Wednesday, 31 August 2011

Call Me

Y'know sometimes how you start off with one strong idea about how the day is going to go, and then, practically before you've got the sleep out of your eyes, the world whacks you upside the head and says "Think again there bucko!"

Today was one of those days.

Today was gonna be all about something which, now, I'll tell you about tomorrow. Got to my bus-stop this morning - blisters stopped walk...again! - and was happily listening to some comedy on my iPod when an old geezer shuffled up to me. Long coat, scruffy stubble, flat cap, egg-stains around the upper lip, stench of old smoke and stale drink on him, and, when he opened his mouth, as it turned out, only a couple of deep yellow (borderline orange) teeth in his head.
"You got a phone?" he rasped at me. I reluctantly unplugged myself from the comedy stylings of Tim Minchin (about whom, trust me, more at another time).
"Sorry?" I asked.
"You got a phone?" he demanded, more irritated now.
"Yyes," I said.
"Got credit?"
"Yyyyes?" I said, wondering when we were going to get on to pertinent details like my mother's maiden name or my first pet.
"Gimme it?"
Fortunately, and for this I must give him credit, he did include the question-mark, making it rather more pathetic than threatening.
"Nnnno," I chose, after, for no logical reason I can now imagine, appearing to give it some considered thought. (Could I be more stereotypically British?)

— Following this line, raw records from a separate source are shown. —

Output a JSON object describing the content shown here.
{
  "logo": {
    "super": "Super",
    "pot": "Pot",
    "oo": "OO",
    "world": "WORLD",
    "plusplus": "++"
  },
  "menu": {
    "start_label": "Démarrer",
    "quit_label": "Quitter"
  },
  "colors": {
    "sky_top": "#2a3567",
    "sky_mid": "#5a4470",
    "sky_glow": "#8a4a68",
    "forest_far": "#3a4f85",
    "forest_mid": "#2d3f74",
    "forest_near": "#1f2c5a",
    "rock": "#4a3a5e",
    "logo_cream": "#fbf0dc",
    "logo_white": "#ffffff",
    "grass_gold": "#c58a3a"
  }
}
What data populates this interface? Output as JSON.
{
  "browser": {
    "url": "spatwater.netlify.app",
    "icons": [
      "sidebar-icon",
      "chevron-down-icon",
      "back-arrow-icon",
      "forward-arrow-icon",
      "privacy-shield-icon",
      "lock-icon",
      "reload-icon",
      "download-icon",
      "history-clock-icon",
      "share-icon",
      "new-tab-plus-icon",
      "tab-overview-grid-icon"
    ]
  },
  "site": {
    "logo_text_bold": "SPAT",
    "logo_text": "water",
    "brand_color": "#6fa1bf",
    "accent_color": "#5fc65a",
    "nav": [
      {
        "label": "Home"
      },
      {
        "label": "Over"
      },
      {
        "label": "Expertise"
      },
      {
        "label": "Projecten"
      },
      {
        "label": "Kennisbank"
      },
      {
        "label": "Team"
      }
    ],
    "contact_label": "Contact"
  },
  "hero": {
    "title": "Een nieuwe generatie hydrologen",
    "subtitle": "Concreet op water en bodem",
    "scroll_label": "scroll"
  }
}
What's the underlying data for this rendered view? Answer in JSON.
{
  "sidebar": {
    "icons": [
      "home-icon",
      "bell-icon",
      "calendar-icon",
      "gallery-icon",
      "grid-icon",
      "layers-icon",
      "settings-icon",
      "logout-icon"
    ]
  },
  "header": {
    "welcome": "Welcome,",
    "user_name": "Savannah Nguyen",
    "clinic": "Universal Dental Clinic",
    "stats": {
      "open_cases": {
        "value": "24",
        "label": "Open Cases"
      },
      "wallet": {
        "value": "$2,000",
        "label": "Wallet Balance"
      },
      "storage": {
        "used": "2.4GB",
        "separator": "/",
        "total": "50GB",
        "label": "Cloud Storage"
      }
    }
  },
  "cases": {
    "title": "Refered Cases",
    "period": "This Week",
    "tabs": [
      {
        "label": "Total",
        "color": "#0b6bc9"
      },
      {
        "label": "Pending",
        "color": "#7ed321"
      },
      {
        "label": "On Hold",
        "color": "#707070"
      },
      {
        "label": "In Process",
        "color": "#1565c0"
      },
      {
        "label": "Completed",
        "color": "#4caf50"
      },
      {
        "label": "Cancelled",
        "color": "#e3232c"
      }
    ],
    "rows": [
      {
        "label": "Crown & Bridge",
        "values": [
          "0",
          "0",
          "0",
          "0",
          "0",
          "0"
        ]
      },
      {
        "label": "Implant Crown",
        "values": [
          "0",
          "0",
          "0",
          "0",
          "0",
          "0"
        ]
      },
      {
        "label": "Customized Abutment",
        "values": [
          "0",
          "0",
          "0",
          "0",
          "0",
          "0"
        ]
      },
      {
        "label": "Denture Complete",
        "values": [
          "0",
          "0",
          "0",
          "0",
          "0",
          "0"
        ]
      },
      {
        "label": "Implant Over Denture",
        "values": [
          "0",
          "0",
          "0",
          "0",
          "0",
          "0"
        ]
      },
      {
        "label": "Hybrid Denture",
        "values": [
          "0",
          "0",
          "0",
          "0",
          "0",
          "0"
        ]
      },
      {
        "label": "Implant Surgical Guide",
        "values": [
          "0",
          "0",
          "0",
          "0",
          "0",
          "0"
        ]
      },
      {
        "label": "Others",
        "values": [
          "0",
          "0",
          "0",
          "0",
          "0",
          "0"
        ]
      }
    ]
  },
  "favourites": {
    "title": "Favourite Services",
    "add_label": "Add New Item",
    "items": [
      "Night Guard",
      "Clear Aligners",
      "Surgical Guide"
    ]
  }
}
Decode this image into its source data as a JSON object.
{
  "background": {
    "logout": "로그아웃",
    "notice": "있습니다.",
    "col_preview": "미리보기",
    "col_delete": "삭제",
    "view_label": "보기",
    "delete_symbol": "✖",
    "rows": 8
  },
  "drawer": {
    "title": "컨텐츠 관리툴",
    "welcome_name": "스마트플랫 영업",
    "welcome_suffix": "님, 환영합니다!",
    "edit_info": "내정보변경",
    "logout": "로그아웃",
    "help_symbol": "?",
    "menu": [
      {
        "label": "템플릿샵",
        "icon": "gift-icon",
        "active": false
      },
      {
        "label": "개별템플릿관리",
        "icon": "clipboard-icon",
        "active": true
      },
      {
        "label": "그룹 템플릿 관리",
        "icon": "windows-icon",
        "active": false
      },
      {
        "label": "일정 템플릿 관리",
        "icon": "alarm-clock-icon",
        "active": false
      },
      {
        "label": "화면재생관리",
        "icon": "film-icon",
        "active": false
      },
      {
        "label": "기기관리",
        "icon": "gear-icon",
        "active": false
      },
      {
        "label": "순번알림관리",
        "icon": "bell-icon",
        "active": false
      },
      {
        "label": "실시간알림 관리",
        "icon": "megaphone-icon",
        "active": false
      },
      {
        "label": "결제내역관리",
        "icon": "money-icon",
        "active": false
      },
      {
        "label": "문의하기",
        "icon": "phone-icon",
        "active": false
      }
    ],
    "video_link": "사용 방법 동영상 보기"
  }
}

"Will you ring mine?" he asked, his second gambit firmly re-establishing us on a more familiar plane.
"You want me...to call you?" I asked, making sure I had this right. "While I'm here....talking to you?"
"Yeah," he said, rummaging in his pockets.
"Riiiight," I said. I couldn't in all honesty tell you I was comfortable with this, but on the other hand, there appeared no polite way of getting out of it.
He pulled a sheet of paper out of his pocket and unfolded it. Then unfolded it more. This was no scrap of paper with his number scrawled on it. It was a full sheet of foolscap, with the numbers printed on it in thick black ink 20 points or more high.
"Call me," he demanded, that note of expectation back in his voice. Almost against my will, but without any reason not to, I did as he asked.
"'sit ringin'?" he demanded, once I'd begun the call to who-the-fuck-knew-where.
"Think so," I said. He grabbed the phone out of my hand and held it up to his ear.
"Oh yeah," he said. "Fuckin' Vodafone...s'always the same, innit?"
The same as what, I wasn't sure. Certainly it wasn't turning out to be the same as anything for me so far this morning.
"Answer the fuckin' phone, ya dozy..." he shouted into the phone. I tried not to imagine the ingredients of the spittle that was probably dissolving through the phone's casing as we spoke.
Then he handed the phone back to me, and I ended the call.
"That's women for you, innit? Eh?"
"Err...is it?"
"Bloody Chinese women," he added, just to stir the pot a little more.
"S'me wife, innit?" he said, pulling out a passport photo of what indeed seem to be a youngish Chinese woman.
"You wear 'em out, they can't get up inna mornin'," he vouchsafed, grinning.
"Ah," I said, blinking rather rapidly at this point just to keep myself afloat in what might generously have been described as 'the conversation'.
"What bus you gettin'?" he demanded.
I don't know what compelled me, but I told him the truth - anything to Plaistow. Fortunately, he wasn't going my way, and we parted company after some more choice opinions - his, clearly, not mine - on buses, the new stations they were building, and how there was never a bus when you needed one (which was clearly false - one had turned up while I was calling him, and we'd both had to let it go, locked as we were in the Chinese woman drama).

So now, on my phone log, there's a mysterious morning call to what presumably is a real, young, probably rather confused Chinese woman, which in other circumstances could have been all sorts of bad.

Still, she hasn't called back, so we're probably fine...

Blood was 5.0 this morning, and as I say, my right foot's blistered to buggery again, so I'll be doing bog-all on it till we leave on Friday. So much for the best laid plans of mice and Disappearing Men.